15 tahun berlalu, tapi Steven masih ingat akan janjinya dulu kepada malaikat kecil yang sudah menolongnya waktu itu.
"Jika kau sudah besar nanti aku akan mencarimu, kita akan menikah."
"Janji?"
"Ya, aku janji."
Sampai akhirnya Steven bertemu kembali dengan gadis yang diyakini malaikat kecil dulu. Namun sang gadis tidak mengingatnya, dan malah membencinya karena awal pertemuan mereka yang tidak mengenakkan.

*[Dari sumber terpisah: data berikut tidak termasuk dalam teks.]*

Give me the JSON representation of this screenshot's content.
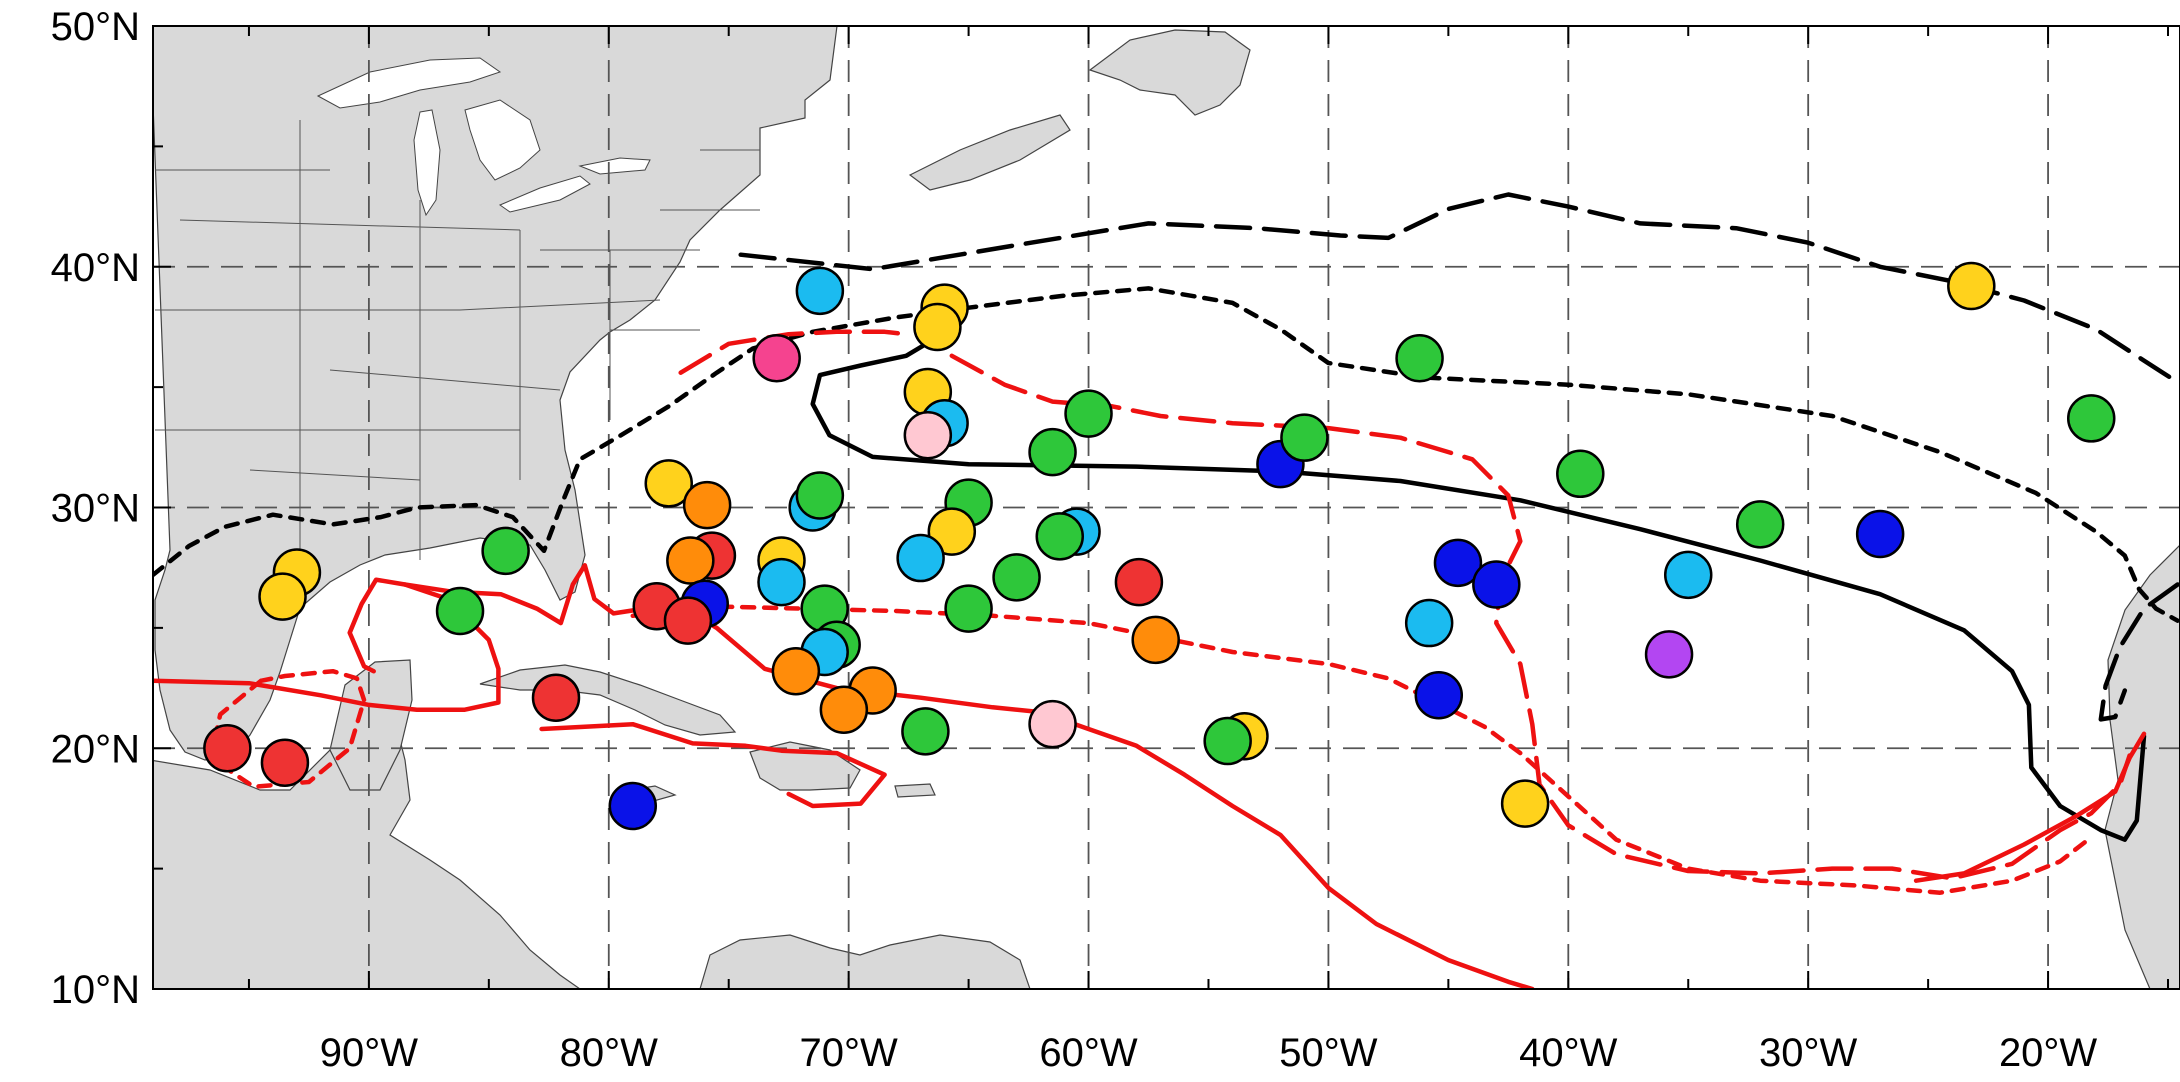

Semesta akhirnya membuat mereka bersatu karena kesalahpahaman.
Benarkah Gadis itu malaikat kecil Steven dulu? atau orang lain yang mirip dengannya?
Karya ini diterbitkan atas izin NovelToon Tiny Flavoi, isi konten hanyalah pandangan pribadi pembuatnya, tidak mewakili NovelToon sendiri
18 - Menginap di rumah Bunda part II
Setelah makan malam bersama, mereka berkumpul diruang keluarga. Galang juga baru saja pulang dari kantornya.
"Wih, ada manten baru nih kemari," ucap Galang cukup surprise saat melihat Steven dan Vania tengah mengobrol santai sambil menonton televisi.
"Udah mandi dulu sana! diluar banyak virus lho," perintah Rimba yang tiba-tiba nongol dari arah belakang Galang. Dia baru saja membuatkan lemon tea hangat untuk Steven dan Vania.
Galang yang melihat Rimba membawa dua cangkir minuman tersebut langsung terkekeh, "Tumben rajin, biasanya juga ogah-ogahan kalo bunda minta dibikinin teh," sindirnya.
Rimba mendengus dan langsung melotot geram. Kalau saja dirinya tidak sedang membawa cangkir minuman, mungkin udah habis kakaknya itu ia hajar.
"Inget, Lo udah kawin, sikap bar-barnya kurang-kurangin ya! bersikap lebih lembut, biar laki Lo makin sayang," gumam Galang seolah sudah tau arti dari tatapan geram sang adik.
Rimba berusaha menahan emosinya, ia menghela napasnya dalam-dalam, tapi sia-sia. Gadis itu pun terpancing juga untuk membalasnya. "Lo yang kurang-kurangin pacaran mulu sama Kak Priya, kapan seriusnya coba?" balas Rimba menyindir.
"Kok malah bawa-bawa Priya sih?" protes Galang.
"Bodo! Minggir ah!" balas Rimba sengaja menyenggol lengan Galang, melewatinya begitu saja.
Galang kembali terkekeh, rasanya puas kalau sudah mendengar ocehan adik satu-satunya itu. Lalu ia ijin pergi untuk ke kamarnya terlebih dahulu guna membersihkan diri.
.
"Apa sih, kalian selalu saja ribut kalo ketemu," gumam Vania saat Rimba menyerahkan secangkir lemon tea hangat itu padanya.
"Itu Bun, Kak Galang rese," sahut Rimba sambil memberikan cangkir yang satunya pada Steven, lalu menjatuhkan tubuhnya duduk disamping sang Bunda.
"Kakakmu itu bercanda, Rim. Jangan diseriusin," kata Vania.
"Bunda musti deh belain kak Galang. Kesannya aku ini anak tiri," sahut Rimba cemberut.
Vania malah tertawa, "Kamu ini ada-ada saja" lirihnya seraya mengacak rambut putrinya itu gemas.
Rimba menggelayut manja dilengan Vania. Entah kenapa sejak dirinya menikah ia begitu merindukan bundanya itu, padahal baru saja sehari. Rasanya ada yang berbeda, dulu Vania begitu cerewet dan sering mengomel, tapi kali ini tidak begitu. Buktinya barusan, biasanya Vania pasti menegurnya jika Rimba berkata tidak sopan pada Galang seperti tadi. Tapi ini tidak sama sekali, apa karena tidak enak sama Steven?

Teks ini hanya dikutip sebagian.